A broad-scale and high resolution spatial simulation of forest composition and biomass changes under climate change: Northern Wisconsin and Upper Michigan

Background/Question/Methods

Forests in the northern Great Lakes region have been experiencing the effects of a warming climate and will be further affected by the continuous warming (and likely wetter) climate. The collective effects of changing climate are complex due to strong interactions with forest growth and succession, increasing timber harvesting, and frequent natural disturbance. We present the first regional, spatial simulations of the Northern Lake States forests incorporating high resolution (250 m) spatial dynamics. We conducted simulations with LANDIS-II under two General Circulation Models for climate change (PCM, GFDL) and two different carbon emission scenarios (B1, A1fi), incorporating wind disturbance, forest management, and mitigation alternatives to evaluate those complex interactions on forest composition and biomass over the next 150 years. Our study area includes northern Wisconsin and western portion of Upper Peninsula of Michigan, an area of 8.2 million ha including the Chequamegon-Nicolet and Ottawa National Forests and other diverse ownership. We considered the influences of different management due to land ownership (national, state and county forests, private corporate and private industrial forests) on rates of timber harvesting.
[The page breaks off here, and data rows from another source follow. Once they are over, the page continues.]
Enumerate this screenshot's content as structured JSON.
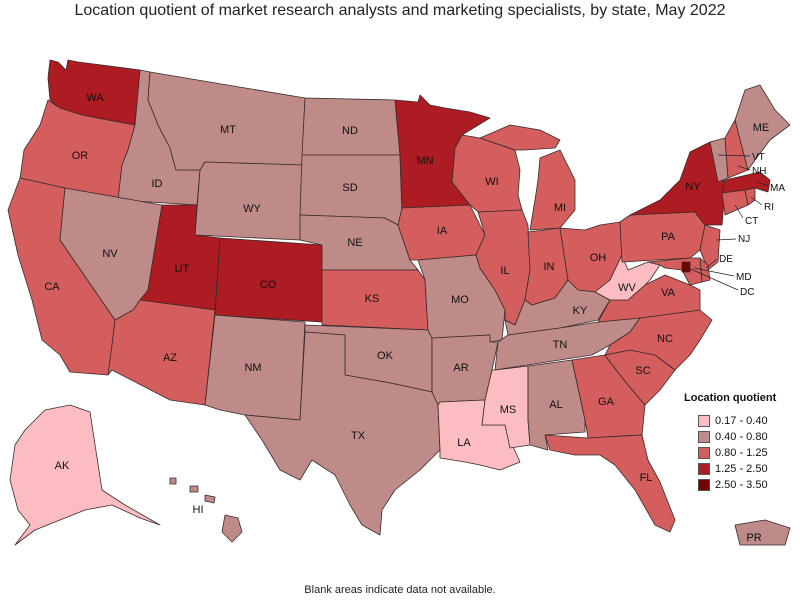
{
  "title": "Location quotient of market research analysts and marketing specialists, by state, May 2022",
  "footnote": "Blank areas indicate data not available.",
  "legend": {
    "title": "Location quotient",
    "bins": [
      {
        "label": "0.17 - 0.40",
        "color": "#fbbdc1"
      },
      {
        "label": "0.40 - 0.80",
        "color": "#bf8b89"
      },
      {
        "label": "0.80 - 1.25",
        "color": "#d45d5d"
      },
      {
        "label": "1.25 - 2.50",
        "color": "#ad1c22"
      },
      {
        "label": "2.50 - 3.50",
        "color": "#760000"
      }
    ]
  },
  "states": [
    {
      "abbr": "WA",
      "bin": 3
    },
    {
      "abbr": "OR",
      "bin": 2
    },
    {
      "abbr": "CA",
      "bin": 2
    },
    {
      "abbr": "ID",
      "bin": 1
    },
    {
      "abbr": "NV",
      "bin": 1
    },
    {
      "abbr": "MT",
      "bin": 1
    },
    {
      "abbr": "WY",
      "bin": 1
    },
    {
      "abbr": "UT",
      "bin": 3
    },
    {
      "abbr": "AZ",
      "bin": 2
    },
    {
      "abbr": "CO",
      "bin": 3
    },
    {
      "abbr": "NM",
      "bin": 1
    },
    {
      "abbr": "ND",
      "bin": 1
    },
    {
      "abbr": "SD",
      "bin": 1
    },
    {
      "abbr": "NE",
      "bin": 1
    },
    {
      "abbr": "KS",
      "bin": 2
    },
    {
      "abbr": "OK",
      "bin": 1
    },
    {
      "abbr": "TX",
      "bin": 1
    },
    {
      "abbr": "MN",
      "bin": 3
    },
    {
      "abbr": "IA",
      "bin": 2
    },
    {
      "abbr": "MO",
      "bin": 1
    },
    {
      "abbr": "AR",
      "bin": 1
    },
    {
      "abbr": "LA",
      "bin": 0
    },
    {
      "abbr": "WI",
      "bin": 2
    },
    {
      "abbr": "IL",
      "bin": 2
    },
    {
      "abbr": "MI",
      "bin": 2
    },
    {
      "abbr": "IN",
      "bin": 2
    },
    {
      "abbr": "OH",
      "bin": 2
    },
    {
      "abbr": "KY",
      "bin": 1
    },
    {
      "abbr": "TN",
      "bin": 1
    },
    {
      "abbr": "MS",
      "bin": 0
    },
    {
      "abbr": "AL",
      "bin": 1
    },
    {
      "abbr": "GA",
      "bin": 2
    },
    {
      "abbr": "FL",
      "bin": 2
    },
    {
      "abbr": "SC",
      "bin": 2
    },
    {
      "abbr": "NC",
      "bin": 2
    },
    {
      "abbr": "VA",
      "bin": 2
    },
    {
      "abbr": "WV",
      "bin": 0
    },
    {
      "abbr": "PA",
      "bin": 2
    },
    {
      "abbr": "NY",
      "bin": 3
    },
    {
      "abbr": "NJ",
      "bin": 2
    },
    {
      "abbr": "DE",
      "bin": 2
    },
    {
      "abbr": "MD",
      "bin": 2
    },
    {
      "abbr": "DC",
      "bin": 4
    },
    {
      "abbr": "CT",
      "bin": 2
    },
    {
      "abbr": "RI",
      "bin": 2
    },
    {
      "abbr": "MA",
      "bin": 3
    },
    {
      "abbr": "VT",
      "bin": 1
    },
    {
      "abbr": "NH",
      "bin": 2
    },
    {
      "abbr": "ME",
      "bin": 1
    },
    {
      "abbr": "AK",
      "bin": 0
    },
    {
      "abbr": "HI",
      "bin": 1
    },
    {
      "abbr": "PR",
      "bin": 1
    }
  ]
}
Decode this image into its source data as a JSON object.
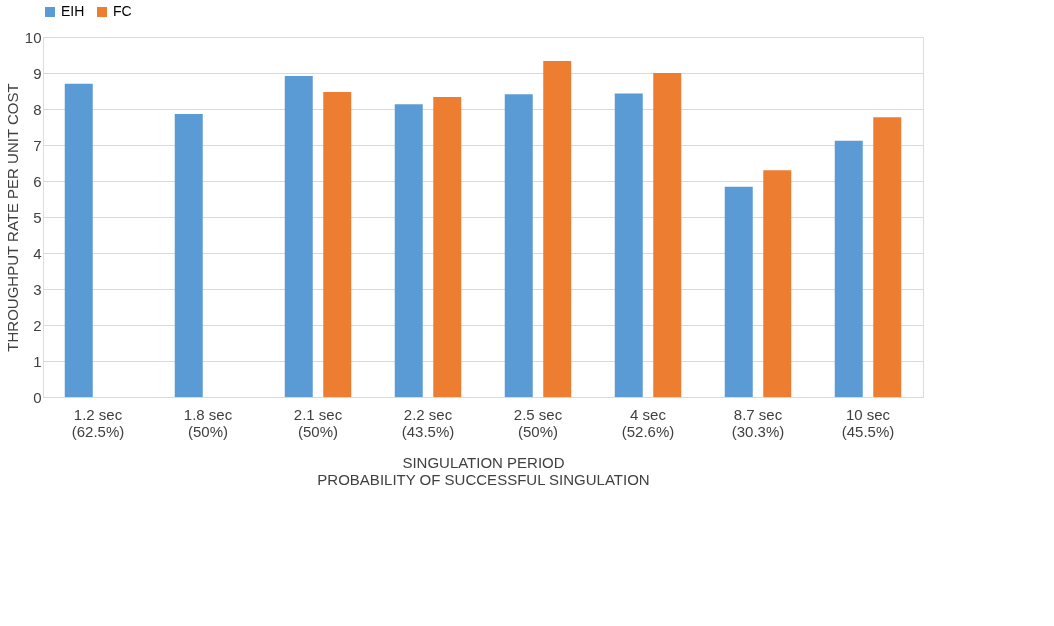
{
  "chart_data": {
    "type": "bar",
    "xlabel": "SINGULATION PERIOD\nPROBABILITY OF SUCCESSFUL SINGULATION",
    "ylabel": "THROUGHPUT RATE PER UNIT COST",
    "categories": [
      "1.2 sec\n(62.5%)",
      "1.8 sec\n(50%)",
      "2.1 sec\n(50%)",
      "2.2 sec\n(43.5%)",
      "2.5 sec\n(50%)",
      "4 sec\n(52.6%)",
      "8.7 sec\n(30.3%)",
      "10 sec\n(45.5%)"
    ],
    "series": [
      {
        "name": "EIH",
        "color": "#5b9bd5",
        "values": [
          8.7,
          7.86,
          8.92,
          8.13,
          8.41,
          8.43,
          5.84,
          7.12
        ]
      },
      {
        "name": "FC",
        "color": "#ed7d31",
        "values": [
          null,
          null,
          8.47,
          8.33,
          9.33,
          9.0,
          6.3,
          7.77
        ]
      }
    ],
    "ylim": [
      0,
      10
    ],
    "yticks": [
      0,
      1,
      2,
      3,
      4,
      5,
      6,
      7,
      8,
      9,
      10
    ],
    "grid": "y",
    "legend": "top"
  }
}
Downscaled climate data were used to reflect sub-regional spatial variations of changing climate. We included wind disturbance within the simulations. 

Results/Conclusions

Our general results suggest that five northern tree species (Abies balsamea, Betula papyrifera, Picea glauca, Pinus banksiana, P. resinosa) decrease their biomass over time, with strong interaction among diverse ecoregions and climate changes. Acer saccharum will continue to increase its abundance. A broad re-invasion of previously available habitat for Tsuga canadensis, is possible under climate change scenarios. Regionally, we found a net positive change trend in aboveground live biomass in comparison to the current biomass throughout simulation scenarios of B1 and A1fi with wind disturbance and without harvesting, indicating that succession remains the dominant driver rather than natural disturbance. However, timber harvesting at current rates lowers aboveground forest biomass compared to the control over time and changes in aboveground biomass over time were non-linear across a range of ecoregions and forest types. Harvesting by climate change interactions show strong interactions with regional biomass and tree species decline, and slower invasion of new species. Our study demonstrates the importance of spatially interactive processes in affecting the forest biomass and suggests that active mitigation strategies to maximum carbon sequestration via increasing harvesting rotation period and tree planting practices may have positive effects on aboveground biomass and carbon storage in the region.